El 10 de diciembre de 2023, Argentina eligió a un nuevo presidente de la nación. Según el registro histórico que sostiene nuestro sentido común, aquella persona que agitaba el bastón presidencial habría llegado al poder tras un largo recorrido político. Sin embargo, Javier Milei hizo su primera aparición mediática apenas unos años antes y ocupó un cargo institucional por un breve período, como diputado nacional entre 2021 y 2023.
El surgimiento de una militancia juvenil digital al servicio de un líder político atípico generó desconcierto en la opinión pública y, poco después, evidenció la necesidad de un análisis académico serio, especialmente considerando que en fechas recientes se habían producido fenómenos similares en distintos países del mundo.
Algunos años antes, la revelación de los acuerdos ilícitos entre Cambridge Analytica y Facebook había expuesto las vulnerabilidades del sistema político-digital, mostrando cómo la empresa manipulaba datos personales de usuarios de redes sociales para diseñar campañas electorales capaces de moldear la percepción pública y favorecer el triunfo de diversos candidatos de derecha en procesos electorales de Estados Unidos, Reino Unido y Argentina.
No obstante, no fue hasta 2020, con la llegada del aislamiento por la pandemia de COVID-19, que diversos grupos comenzaron a organizarse políticamente utilizando la virtualidad como soporte. Surgió un fenómeno de género que reunió a hombres de todo el mundo para intercambiar ideas políticas de extrema derecha, capaces de trascender los límites de la virtualidad y generar profundos cambios de paradigmas en la realidad política, económica y social.
En Argentina, esta sucesión de acontecimientos alcanzó su punto máximo en 2023, cuando La Libertad Avanza, el partido de Javier Milei, triunfó en el ámbito electoral, dejando claro que las comunidades digitales que apoyaban al líder libertario tenían una correspondencia efectiva con la realidad política, superando a partidos institucionalizados y moderados como el peronismo y el PRO.
Objeto de estudio
El presente trabajo se centra en el estudio del fenómeno de la radicalización política de los jóvenes argentinos hacia la extrema derecha entre 2019 y la actualidad.

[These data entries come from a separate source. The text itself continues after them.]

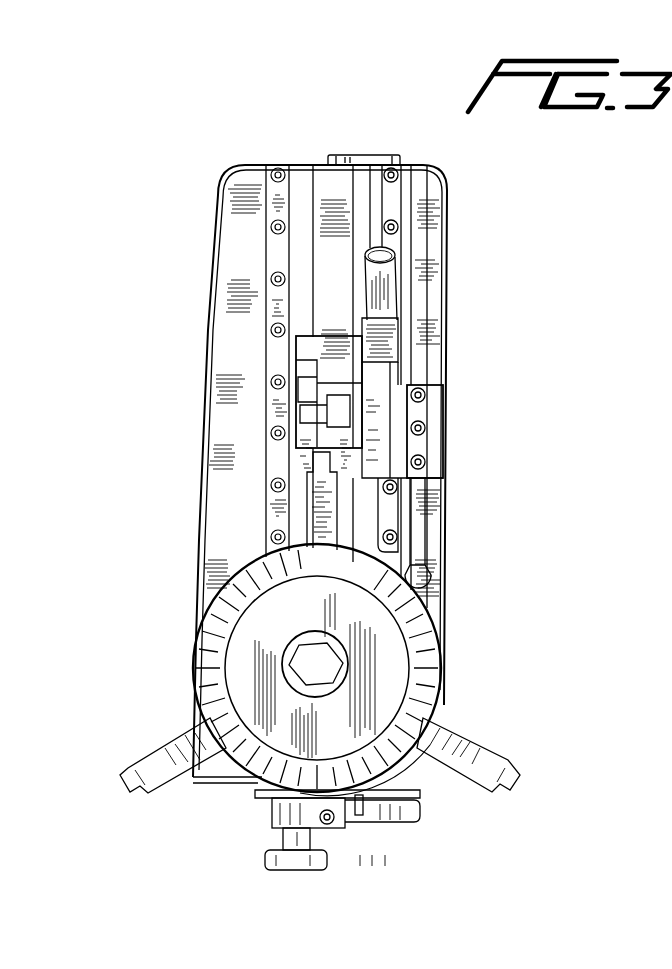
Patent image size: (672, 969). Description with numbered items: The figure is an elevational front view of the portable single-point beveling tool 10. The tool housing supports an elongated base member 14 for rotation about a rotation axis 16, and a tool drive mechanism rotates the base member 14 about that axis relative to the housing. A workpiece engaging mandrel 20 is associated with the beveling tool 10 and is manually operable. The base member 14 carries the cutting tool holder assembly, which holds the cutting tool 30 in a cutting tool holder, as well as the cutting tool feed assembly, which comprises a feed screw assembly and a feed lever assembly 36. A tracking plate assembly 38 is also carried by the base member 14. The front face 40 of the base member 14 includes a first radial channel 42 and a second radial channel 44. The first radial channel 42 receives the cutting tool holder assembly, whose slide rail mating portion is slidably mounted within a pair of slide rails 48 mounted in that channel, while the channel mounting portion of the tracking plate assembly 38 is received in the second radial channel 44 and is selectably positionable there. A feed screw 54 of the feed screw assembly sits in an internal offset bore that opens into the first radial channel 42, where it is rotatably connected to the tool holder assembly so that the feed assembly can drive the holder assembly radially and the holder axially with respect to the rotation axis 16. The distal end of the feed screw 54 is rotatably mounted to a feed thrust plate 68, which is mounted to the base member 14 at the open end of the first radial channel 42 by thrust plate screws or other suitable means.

The beveling tool 10 is at (394, 474).
The base member 14 is at (445, 543).
The rotation axis 16 is at (323, 658).
The workpiece engaging mandrel 20 is at (487, 745).
The cutting tool 30 is at (655, 569).
The feed lever assembly 36 is at (266, 824).
The tracking plate assembly 38 is at (406, 373).
The front face 40 is at (232, 450).
The first radial channel 42 is at (335, 265).
The second radial channel 44 is at (408, 197).
The slide rails 48 is at (278, 176).
The feed screw 54 is at (348, 195).
The feed thrust plate 68 is at (398, 155).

Finalidad de la investigación
La investigación tiene como propósito explicar, desde la perspectiva de la comunicación, el origen de los nuevos movimientos populares juveniles de derecha, lo que permite adquirir conocimiento sobre los recursos narrativos utilizados para construir colectivos con un alto grado de adhesión a partidos políticos. Además, comprender estas causas resulta relevante para analizar el comportamiento de las nuevas generaciones en un contexto de consumo: ¿qué los motiva?, ¿en qué creen?, y ¿qué papel esperan desempeñar en la vida pública?
Este estudio ha evidenciado la característica multifactorial del fenómeno analizado, considerando a los jóvenes argentinos como un segmento etario particularmente impactado por la pandemia de COVID-19. Su forma de relacionarse con el mundo durante un período clave para la formación del pensamiento crítico estuvo influida por otro factor determinante que precedió la pandemia: el desarrollo tecnológico y el procesamiento de datos en redes sociales entre 2015 y 2019. La aplicación de lógicas algorítmicas en entornos digitales se analiza en este trabajo como un elemento central para comprender la radicalización política juvenil, especialmente a partir de los filtros burbuja y las comunidades digitales.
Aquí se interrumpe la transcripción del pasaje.